Dr. Ari Joskowicz is Assistant Professor of Jewish Studies at Vanderbilt University (USA). He received his PhD in History from the University of Chicago in 2008. While he publishes and teaches mostly in English and German, he also works in French, Dutch, Hebrew, and Yiddish. During his residence at the Center for Advanced Holocaust Studies, Dr. Joskowicz conducted research on his project entitled “Jews and Romanies: An Entangled History.”

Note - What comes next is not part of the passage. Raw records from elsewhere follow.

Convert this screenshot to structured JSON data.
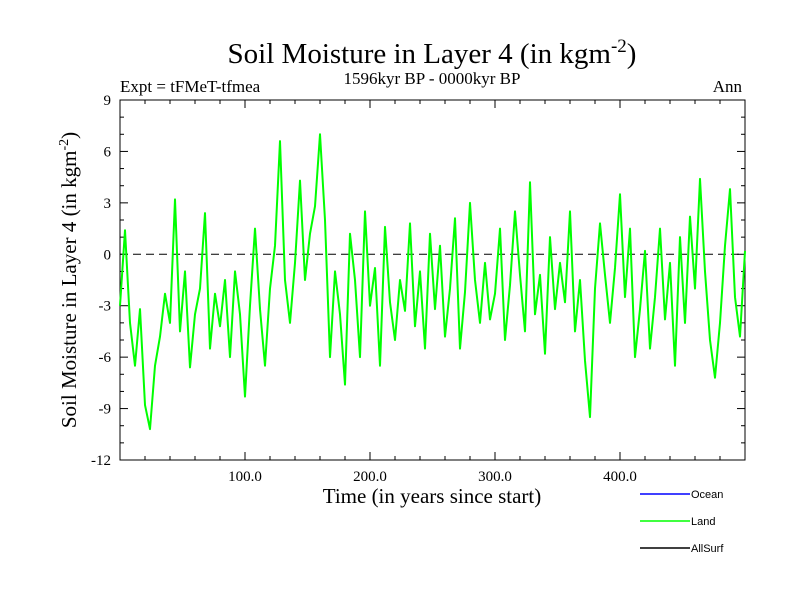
{
  "chart_data": {
    "type": "line",
    "title": "Soil Moisture in Layer 4 (in kgm",
    "title_sup": "-2",
    "title_close": ")",
    "subtitle_left": "Expt = tFMeT-tfmea",
    "subtitle_center": "1596kyr BP - 0000kyr BP",
    "subtitle_right": "Ann",
    "xlabel": "Time (in years since start)",
    "ylabel": "Soil Moisture in Layer 4 (in kgm",
    "ylabel_sup": "-2",
    "ylabel_close": ")",
    "xlim": [
      0,
      500
    ],
    "ylim": [
      -12,
      9
    ],
    "xticks": [
      100,
      200,
      300,
      400
    ],
    "xtick_labels": [
      "100.0",
      "200.0",
      "300.0",
      "400.0"
    ],
    "yticks": [
      -12,
      -9,
      -6,
      -3,
      0,
      3,
      6,
      9
    ],
    "ytick_labels": [
      "-12",
      "-9",
      "-6",
      "-3",
      "0",
      "3",
      "6",
      "9"
    ],
    "reference_line": 0,
    "legend": [
      {
        "name": "Ocean",
        "color": "#0000ff"
      },
      {
        "name": "Land",
        "color": "#00ff00"
      },
      {
        "name": "AllSurf",
        "color": "#000000"
      }
    ],
    "series": [
      {
        "name": "Land",
        "color": "#00ff00",
        "x": [
          0,
          4,
          8,
          12,
          16,
          20,
          24,
          28,
          32,
          36,
          40,
          44,
          48,
          52,
          56,
          60,
          64,
          68,
          72,
          76,
          80,
          84,
          88,
          92,
          96,
          100,
          104,
          108,
          112,
          116,
          120,
          124,
          128,
          132,
          136,
          140,
          144,
          148,
          152,
          156,
          160,
          164,
          168,
          172,
          176,
          180,
          184,
          188,
          192,
          196,
          200,
          204,
          208,
          212,
          216,
          220,
          224,
          228,
          232,
          236,
          240,
          244,
          248,
          252,
          256,
          260,
          264,
          268,
          272,
          276,
          280,
          284,
          288,
          292,
          296,
          300,
          304,
          308,
          312,
          316,
          320,
          324,
          328,
          332,
          336,
          340,
          344,
          348,
          352,
          356,
          360,
          364,
          368,
          372,
          376,
          380,
          384,
          388,
          392,
          396,
          400,
          404,
          408,
          412,
          416,
          420,
          424,
          428,
          432,
          436,
          440,
          444,
          448,
          452,
          456,
          460,
          464,
          468,
          472,
          476,
          480,
          484,
          488,
          492,
          496,
          500
        ],
        "y": [
          -3.0,
          1.4,
          -4.0,
          -6.5,
          -3.2,
          -8.8,
          -10.2,
          -6.5,
          -4.8,
          -2.3,
          -4.0,
          3.2,
          -4.5,
          -1.0,
          -6.6,
          -3.5,
          -2.0,
          2.4,
          -5.5,
          -2.3,
          -4.2,
          -1.5,
          -6.0,
          -1.0,
          -3.5,
          -8.3,
          -3.0,
          1.5,
          -3.2,
          -6.5,
          -2.0,
          0.5,
          6.6,
          -1.5,
          -4.0,
          -0.5,
          4.3,
          -1.5,
          1.2,
          2.8,
          7.0,
          2.0,
          -6.0,
          -1.0,
          -3.5,
          -7.6,
          1.2,
          -1.5,
          -6.0,
          2.5,
          -3.0,
          -0.8,
          -6.5,
          1.6,
          -2.8,
          -5.0,
          -1.5,
          -3.3,
          1.8,
          -4.2,
          -1.0,
          -5.5,
          1.2,
          -3.2,
          0.5,
          -4.8,
          -2.0,
          2.1,
          -5.5,
          -2.2,
          3.0,
          -1.5,
          -4.0,
          -0.5,
          -3.8,
          -2.3,
          1.5,
          -5.0,
          -1.8,
          2.5,
          -1.2,
          -4.5,
          4.2,
          -3.5,
          -1.2,
          -5.8,
          1.0,
          -3.2,
          -0.5,
          -2.8,
          2.5,
          -4.5,
          -1.5,
          -6.2,
          -9.5,
          -2.0,
          1.8,
          -1.2,
          -4.0,
          -0.8,
          3.5,
          -2.5,
          1.5,
          -6.0,
          -3.2,
          0.2,
          -5.5,
          -2.5,
          1.5,
          -3.8,
          -0.5,
          -6.5,
          1.0,
          -4.0,
          2.2,
          -2.0,
          4.4,
          -1.0,
          -5.0,
          -7.2,
          -4.0,
          0.5,
          3.8,
          -2.5,
          -4.8,
          0.2
        ]
      }
    ]
  }
}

Dr. Joskowicz’s project at the Center emerged from his interest in the interplay between Jewish history and transnational minority politics since the Enlightenment. Before embarking on the current project, he was working mostly on the relationship between modern Jewish politics and secularist polemics. His publications on that subject include The Modernity of Others: Jewish Anti-Catholicism in Germany and France (Stanford, CA: Stanford University Press, 2014) and “Heinrich Heine’s Transparent Masks: Denominational Politics and the Poetics of Emancipation in Nineteenth-Century Germany and France” for the German Studies Review (2011), which won the GSA/DAAD article prize in 2013.

Fellowship Research

For his Diane and Howard Wohl Fellowship Dr. Joskowicz examined how the persecution of Jews and Romanies (Gypsies or Roma) during the twentieth century, specifically in the Holocaust, entangled the history and memories of these distinct groups. A vast majority of primary sources related to the persecution and destruction of Roma during the Holocaust are housed by institutions that were built to preserve the memories of Jews, including the United States Holocaust Memorial Museum. As such, Dr. Joskowicz sought to examine the museum’s collections relating to the suffering of both Jews and Romanies and how Jewish activists and scholars helped create, store, and represent new knowledge about the fate of Europe’s Romani populations.  He traced these efforts from the earliest attempts of European restitution agencies to record the fate of Romani victims in the late 1940s, to the work of individuals such as Simon Wiesenthal since the 1960s, to the efforts of major archives and museums in the present.

Dr. Joskowicz was in residence in the Center from October 1, 2013 to January 31, 2014.